When a drug company doubles or triples — or multiplies by 50 — the price of medication, it imperils the health and finances of patients and their families, and it threatens public health. In most cases, the price bears no relation to how a functioning market rewards a company for research and development. Nor, in most cases, is the new price driven by an increase in the cost of making the drug. Instead, it reflects the company's power to make an offer that patients and even insurers can't refuse.

American courts, however, have long refused after the fact to enforce bargains like these, aptly describing them as "unconscionable."

The eminent judge J. Skelly Wright, in a 1965 case involving an installment contract for the purchase of furniture with onerous consequences for non-payment, wrote that a bargain is unconscionable if it involves "an absence of meaningful choice on the part of one of the parties together with contract terms which are unreasonably favorable to the other party."

Modern price-gouging laws, on the books in 34 states, are direct descendants of this common law doctrine.

The principles underlying the unconscionability cases and state price gouging laws can be applied to the pharmaceutical industry. A company's decision to dramatically increase the price of an essential drug simply because it can is every bit as unconscionable as a merchant's decision to raise the price of clean water during flooding. The principal difference is that the drug company, unlike the merchant, has caused the emergency that it is exploiting.

A federal law is needed because one state acting on its own cannot solve the problem. There is every reason to believe that a drug company that has set an unconscionably high price for an essential drug would have sufficient leverage and sufficient lack of conscience, to refuse to sell the drug in a state that sought to rein in its misconduct. Indeed, in the face of a drug company's imposition of a dramatic price increase, even state Medicaid programs, committed to providing medically necessary care to vulnerable populations, lack power to strike a fair deal for taxpayers.
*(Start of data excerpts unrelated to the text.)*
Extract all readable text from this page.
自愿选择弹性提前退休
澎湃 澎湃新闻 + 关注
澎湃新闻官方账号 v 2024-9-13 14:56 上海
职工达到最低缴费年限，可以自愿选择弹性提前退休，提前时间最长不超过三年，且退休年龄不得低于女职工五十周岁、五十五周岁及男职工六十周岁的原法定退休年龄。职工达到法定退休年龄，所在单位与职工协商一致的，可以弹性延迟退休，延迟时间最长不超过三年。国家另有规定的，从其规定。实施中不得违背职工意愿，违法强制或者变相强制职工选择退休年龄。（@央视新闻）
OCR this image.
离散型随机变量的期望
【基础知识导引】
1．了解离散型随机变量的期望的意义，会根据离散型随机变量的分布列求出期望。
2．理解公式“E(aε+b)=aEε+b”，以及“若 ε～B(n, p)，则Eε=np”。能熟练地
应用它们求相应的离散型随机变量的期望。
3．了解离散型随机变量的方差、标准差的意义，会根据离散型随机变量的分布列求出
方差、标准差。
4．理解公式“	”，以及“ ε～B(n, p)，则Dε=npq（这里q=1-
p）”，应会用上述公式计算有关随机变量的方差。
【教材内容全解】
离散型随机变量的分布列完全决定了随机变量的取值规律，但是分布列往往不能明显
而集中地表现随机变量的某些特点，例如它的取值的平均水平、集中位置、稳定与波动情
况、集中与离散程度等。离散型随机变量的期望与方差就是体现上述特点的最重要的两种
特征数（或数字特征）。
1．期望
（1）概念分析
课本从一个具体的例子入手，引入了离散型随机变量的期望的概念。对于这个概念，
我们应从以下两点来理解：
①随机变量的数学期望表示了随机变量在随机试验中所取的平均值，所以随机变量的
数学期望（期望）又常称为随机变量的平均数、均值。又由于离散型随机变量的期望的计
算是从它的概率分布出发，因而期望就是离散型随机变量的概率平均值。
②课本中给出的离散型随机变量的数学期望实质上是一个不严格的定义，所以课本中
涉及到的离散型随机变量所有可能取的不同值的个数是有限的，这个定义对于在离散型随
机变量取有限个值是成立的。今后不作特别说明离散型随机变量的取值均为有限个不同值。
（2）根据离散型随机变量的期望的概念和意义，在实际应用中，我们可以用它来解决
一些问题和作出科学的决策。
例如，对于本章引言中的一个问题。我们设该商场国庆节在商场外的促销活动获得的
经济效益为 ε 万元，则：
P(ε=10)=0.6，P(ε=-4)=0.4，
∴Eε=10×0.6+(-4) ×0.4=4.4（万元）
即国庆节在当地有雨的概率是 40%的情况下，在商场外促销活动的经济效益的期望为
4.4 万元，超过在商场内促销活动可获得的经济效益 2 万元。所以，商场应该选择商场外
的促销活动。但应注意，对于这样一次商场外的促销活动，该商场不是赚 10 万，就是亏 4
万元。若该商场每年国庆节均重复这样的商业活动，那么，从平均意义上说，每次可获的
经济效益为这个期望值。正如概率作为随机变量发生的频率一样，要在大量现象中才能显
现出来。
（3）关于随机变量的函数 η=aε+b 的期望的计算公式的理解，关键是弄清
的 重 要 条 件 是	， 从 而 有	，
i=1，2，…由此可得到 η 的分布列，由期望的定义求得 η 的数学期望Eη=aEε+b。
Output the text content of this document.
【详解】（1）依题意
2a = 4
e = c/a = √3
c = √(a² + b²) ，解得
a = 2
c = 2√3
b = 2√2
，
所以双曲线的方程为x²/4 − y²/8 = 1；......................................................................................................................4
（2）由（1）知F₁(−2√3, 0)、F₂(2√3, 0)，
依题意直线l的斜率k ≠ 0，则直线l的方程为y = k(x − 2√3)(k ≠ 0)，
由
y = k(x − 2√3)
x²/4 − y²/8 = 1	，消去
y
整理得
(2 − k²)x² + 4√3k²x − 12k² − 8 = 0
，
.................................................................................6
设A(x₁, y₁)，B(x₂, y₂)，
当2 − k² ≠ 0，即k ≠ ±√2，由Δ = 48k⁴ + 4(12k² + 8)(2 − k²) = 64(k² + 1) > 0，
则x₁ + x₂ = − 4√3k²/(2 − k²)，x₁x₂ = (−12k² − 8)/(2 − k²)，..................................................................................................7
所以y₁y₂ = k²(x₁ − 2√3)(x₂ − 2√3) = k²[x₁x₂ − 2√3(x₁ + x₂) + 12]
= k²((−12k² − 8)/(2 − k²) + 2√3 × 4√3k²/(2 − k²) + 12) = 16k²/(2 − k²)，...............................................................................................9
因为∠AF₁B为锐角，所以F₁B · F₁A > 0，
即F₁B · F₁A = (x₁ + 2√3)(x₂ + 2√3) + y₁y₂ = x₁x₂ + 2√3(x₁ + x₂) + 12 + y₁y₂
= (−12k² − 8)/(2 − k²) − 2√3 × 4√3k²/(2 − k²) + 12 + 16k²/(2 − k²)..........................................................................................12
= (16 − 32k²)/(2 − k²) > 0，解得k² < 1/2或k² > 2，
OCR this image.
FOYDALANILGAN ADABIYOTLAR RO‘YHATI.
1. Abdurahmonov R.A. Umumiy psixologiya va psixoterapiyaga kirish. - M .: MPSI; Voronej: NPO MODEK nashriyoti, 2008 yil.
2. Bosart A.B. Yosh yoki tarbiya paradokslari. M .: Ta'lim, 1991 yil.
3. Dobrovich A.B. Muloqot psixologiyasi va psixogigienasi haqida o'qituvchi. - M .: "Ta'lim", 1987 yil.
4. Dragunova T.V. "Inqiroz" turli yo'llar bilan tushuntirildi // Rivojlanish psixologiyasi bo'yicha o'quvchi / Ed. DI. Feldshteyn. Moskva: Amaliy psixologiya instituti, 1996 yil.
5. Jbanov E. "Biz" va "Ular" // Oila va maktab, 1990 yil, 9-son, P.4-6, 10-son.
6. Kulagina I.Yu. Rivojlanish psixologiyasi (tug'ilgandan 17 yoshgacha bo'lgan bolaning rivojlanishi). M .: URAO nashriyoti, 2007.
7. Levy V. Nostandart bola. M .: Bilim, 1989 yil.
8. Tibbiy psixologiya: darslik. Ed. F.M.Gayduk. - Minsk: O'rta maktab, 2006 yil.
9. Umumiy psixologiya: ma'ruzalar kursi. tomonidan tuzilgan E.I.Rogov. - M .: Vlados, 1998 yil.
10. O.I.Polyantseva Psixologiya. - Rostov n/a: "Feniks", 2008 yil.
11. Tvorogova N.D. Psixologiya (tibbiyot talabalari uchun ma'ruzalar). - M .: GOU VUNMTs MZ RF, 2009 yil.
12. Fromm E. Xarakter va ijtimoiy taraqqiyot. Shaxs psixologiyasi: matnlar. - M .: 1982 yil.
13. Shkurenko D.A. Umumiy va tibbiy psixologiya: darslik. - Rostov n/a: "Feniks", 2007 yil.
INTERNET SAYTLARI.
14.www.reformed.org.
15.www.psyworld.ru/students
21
A federal pharmaceutical price gouging law would need to address two questions. First, when is a drug essential, such that a suffering family has no meaningful choice about whether to purchase it? Second, when is a change in drug pricing grossly disproportionate to the costs of research, development and production and therefore unreasonably favorable to the drug company?

 These are not simple lines to draw, but courts applying the doctrine of unconscionability have long drawn them. A pharmaceutical price gouging law, in defining what is unacceptable, should also look to the expertise of health care professionals, public health scholars and economists. In Maryland, an interdisciplinary group of faculty at the Johns Hopkins Bloomberg School of Public Health has begun to identify new ways of analyzing drug prices. This analysis will prioritize the need to incentivize research and development, but it will also recognize how, in many cases, a dysfunctional market for essential drugs allows windfall profits while failing to accommodate other values, including fairness to patients and taxpayers and the promotion of public health.

The new law should authorize federal and state governments, in limited instances that meet established medical and economic criteria, to challenge unconscionable pricing behavior. Courts should be authorized to declare that a company has engaged in price gouging and to prohibit the company from selling a drug at or above the price it had demanded.

Such a law would be targeted to the most egregious behavior and would not, of course, address all the complexities of drug pricing. It is important for companies to earn a reasonable rate of return for their investments, including especially their investment in the research and development of drugs that save and sustain lives, and it is important for insurers to cover therapy needed by patients.

A tough but narrow national price gouging law would help frame this discussion by giving definition and force to the widely-shared intuition that certain conduct is unconscionable — and therefore unacceptable.